わかってくると今度(こんど)は、人間(にんげん)の力(ちから)でそのいろいろな物質(ぶっしつ)を作(つく)ってみたいと考(かんが)え出(だ)します。
そのようにして、人間(にんげん)が化学(かがく)の力(ちから)で香(かお)りのする物質(ぶっしつ)を作(つく)り出(だ)しました。
これを、合成香料(ごうせいこうりょう)といいます。
その後(ご)、人間(にんげん)は天然(てんねん)にないが香(かお)りのする物質(ぶっしつ)があることを知(し)り作(つく)り出(だ)すようにもなりました。

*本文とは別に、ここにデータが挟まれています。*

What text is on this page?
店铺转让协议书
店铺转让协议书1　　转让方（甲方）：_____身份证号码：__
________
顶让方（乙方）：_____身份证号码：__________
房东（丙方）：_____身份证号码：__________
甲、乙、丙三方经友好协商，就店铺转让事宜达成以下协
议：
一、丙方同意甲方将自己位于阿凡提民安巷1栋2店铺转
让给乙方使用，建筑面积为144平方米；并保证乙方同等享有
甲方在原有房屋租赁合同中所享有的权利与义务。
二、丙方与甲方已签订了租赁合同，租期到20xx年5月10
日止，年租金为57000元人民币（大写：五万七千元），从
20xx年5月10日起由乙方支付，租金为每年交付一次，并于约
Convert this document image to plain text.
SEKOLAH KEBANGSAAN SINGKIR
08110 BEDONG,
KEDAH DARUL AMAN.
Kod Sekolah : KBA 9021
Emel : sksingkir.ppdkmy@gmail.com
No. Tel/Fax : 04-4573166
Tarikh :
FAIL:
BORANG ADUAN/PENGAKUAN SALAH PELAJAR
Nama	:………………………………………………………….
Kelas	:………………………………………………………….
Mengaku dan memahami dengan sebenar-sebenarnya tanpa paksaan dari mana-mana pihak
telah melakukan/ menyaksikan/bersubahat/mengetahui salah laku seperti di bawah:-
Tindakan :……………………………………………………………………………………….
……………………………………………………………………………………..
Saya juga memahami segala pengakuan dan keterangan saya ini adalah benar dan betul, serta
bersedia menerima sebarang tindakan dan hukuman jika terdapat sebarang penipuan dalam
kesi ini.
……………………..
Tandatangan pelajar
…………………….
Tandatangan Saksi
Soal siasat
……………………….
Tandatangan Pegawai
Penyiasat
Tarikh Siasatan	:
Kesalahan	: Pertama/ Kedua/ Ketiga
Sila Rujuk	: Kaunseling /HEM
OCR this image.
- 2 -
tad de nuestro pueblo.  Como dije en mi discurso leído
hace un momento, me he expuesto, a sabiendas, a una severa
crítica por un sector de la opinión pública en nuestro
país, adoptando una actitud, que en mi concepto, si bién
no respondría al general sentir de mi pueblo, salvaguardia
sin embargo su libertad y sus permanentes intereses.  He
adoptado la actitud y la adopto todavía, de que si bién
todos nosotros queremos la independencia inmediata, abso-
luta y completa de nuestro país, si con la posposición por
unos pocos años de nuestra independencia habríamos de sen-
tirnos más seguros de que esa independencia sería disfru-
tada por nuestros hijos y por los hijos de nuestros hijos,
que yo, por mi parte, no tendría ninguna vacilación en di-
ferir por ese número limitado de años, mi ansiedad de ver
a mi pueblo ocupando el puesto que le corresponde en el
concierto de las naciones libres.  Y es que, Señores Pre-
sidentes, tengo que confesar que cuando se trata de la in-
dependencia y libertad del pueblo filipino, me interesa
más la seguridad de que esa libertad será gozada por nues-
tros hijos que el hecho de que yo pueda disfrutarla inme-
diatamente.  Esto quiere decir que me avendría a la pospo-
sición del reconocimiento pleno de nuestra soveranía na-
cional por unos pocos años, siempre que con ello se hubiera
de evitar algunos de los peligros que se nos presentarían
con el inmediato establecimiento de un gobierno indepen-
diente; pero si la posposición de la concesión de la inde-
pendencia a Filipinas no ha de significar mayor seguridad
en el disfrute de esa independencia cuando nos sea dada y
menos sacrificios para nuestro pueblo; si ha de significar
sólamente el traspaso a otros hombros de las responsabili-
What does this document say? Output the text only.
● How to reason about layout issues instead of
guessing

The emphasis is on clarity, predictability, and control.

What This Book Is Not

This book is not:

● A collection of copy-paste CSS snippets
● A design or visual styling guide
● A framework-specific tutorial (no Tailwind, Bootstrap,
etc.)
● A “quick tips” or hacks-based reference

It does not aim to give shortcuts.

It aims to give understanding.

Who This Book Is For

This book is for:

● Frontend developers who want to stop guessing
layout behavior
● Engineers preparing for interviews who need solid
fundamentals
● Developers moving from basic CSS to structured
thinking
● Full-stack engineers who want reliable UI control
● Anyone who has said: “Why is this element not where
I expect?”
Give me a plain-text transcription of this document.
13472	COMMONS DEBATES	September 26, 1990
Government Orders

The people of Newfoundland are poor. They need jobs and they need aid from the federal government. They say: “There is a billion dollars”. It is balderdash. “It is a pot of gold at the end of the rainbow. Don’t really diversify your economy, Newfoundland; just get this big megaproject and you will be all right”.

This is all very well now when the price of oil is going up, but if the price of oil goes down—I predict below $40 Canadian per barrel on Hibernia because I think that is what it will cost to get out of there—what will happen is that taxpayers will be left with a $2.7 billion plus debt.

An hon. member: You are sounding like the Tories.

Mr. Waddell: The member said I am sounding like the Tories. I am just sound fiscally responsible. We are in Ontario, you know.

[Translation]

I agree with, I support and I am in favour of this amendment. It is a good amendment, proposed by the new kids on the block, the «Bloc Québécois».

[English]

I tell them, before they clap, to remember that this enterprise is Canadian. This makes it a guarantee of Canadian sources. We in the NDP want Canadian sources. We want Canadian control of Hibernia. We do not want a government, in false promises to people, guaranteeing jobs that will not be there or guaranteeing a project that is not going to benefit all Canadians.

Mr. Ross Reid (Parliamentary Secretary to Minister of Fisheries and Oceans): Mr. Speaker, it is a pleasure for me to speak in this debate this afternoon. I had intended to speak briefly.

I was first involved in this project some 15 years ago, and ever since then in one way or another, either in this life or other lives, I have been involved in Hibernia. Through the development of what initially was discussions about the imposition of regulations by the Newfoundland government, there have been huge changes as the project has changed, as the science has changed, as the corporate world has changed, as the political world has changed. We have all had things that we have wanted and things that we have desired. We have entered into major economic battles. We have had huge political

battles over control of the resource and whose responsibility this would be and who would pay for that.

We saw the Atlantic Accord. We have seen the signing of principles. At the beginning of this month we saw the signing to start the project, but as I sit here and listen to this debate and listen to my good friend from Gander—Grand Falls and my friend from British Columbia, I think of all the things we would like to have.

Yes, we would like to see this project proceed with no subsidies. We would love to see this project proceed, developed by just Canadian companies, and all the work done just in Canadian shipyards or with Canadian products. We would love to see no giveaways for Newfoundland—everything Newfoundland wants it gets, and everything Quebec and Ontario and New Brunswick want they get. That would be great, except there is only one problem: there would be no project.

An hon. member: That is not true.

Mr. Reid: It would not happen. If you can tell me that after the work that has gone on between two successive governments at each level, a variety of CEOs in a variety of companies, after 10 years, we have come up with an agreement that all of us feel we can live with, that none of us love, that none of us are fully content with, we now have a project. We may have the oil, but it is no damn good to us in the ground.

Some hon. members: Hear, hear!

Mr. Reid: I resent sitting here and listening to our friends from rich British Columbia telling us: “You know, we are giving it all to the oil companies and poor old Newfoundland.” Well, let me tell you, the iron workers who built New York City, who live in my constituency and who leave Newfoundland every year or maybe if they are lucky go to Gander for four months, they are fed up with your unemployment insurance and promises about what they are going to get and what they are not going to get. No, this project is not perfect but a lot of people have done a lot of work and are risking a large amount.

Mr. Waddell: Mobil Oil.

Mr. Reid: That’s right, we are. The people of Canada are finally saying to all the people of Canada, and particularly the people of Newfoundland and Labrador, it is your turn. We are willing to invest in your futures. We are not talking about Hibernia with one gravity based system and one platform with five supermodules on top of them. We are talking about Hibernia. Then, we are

香料(こうりょう)の多(おお)くは液体(えきたい)です。
香料(こうりょう)は、き発性(はつせい)の高(たか)い液体(えきたい)です。き発性(はつせい)が高(たか)いというのは、そのまま置(お)いておくとしぜんに飛(と)んでいってしまい、そのスピードが速(はや)いということです。
また、香料(こうりょう)は有機化合物(ゆうきかごうぶつ)といって、「炭素(たんそ)」を骨格(こっかく)とする物質(ぶっしつ)からできています。つまり、燃(も)えやすいです。香料(こうりょう)は、き発性(はつせい)が高(たか)いので特(とく)に燃(も)えやすいものにはいります。
また、香料(こうりょう)のなかには、固体(こたい)のものもあります。
メントールという言葉(ことば)を聞(き)いたことがあるでしょう。
メントールは針状(はりじょう)の結晶(けっしょう)(固体)(こたい)です。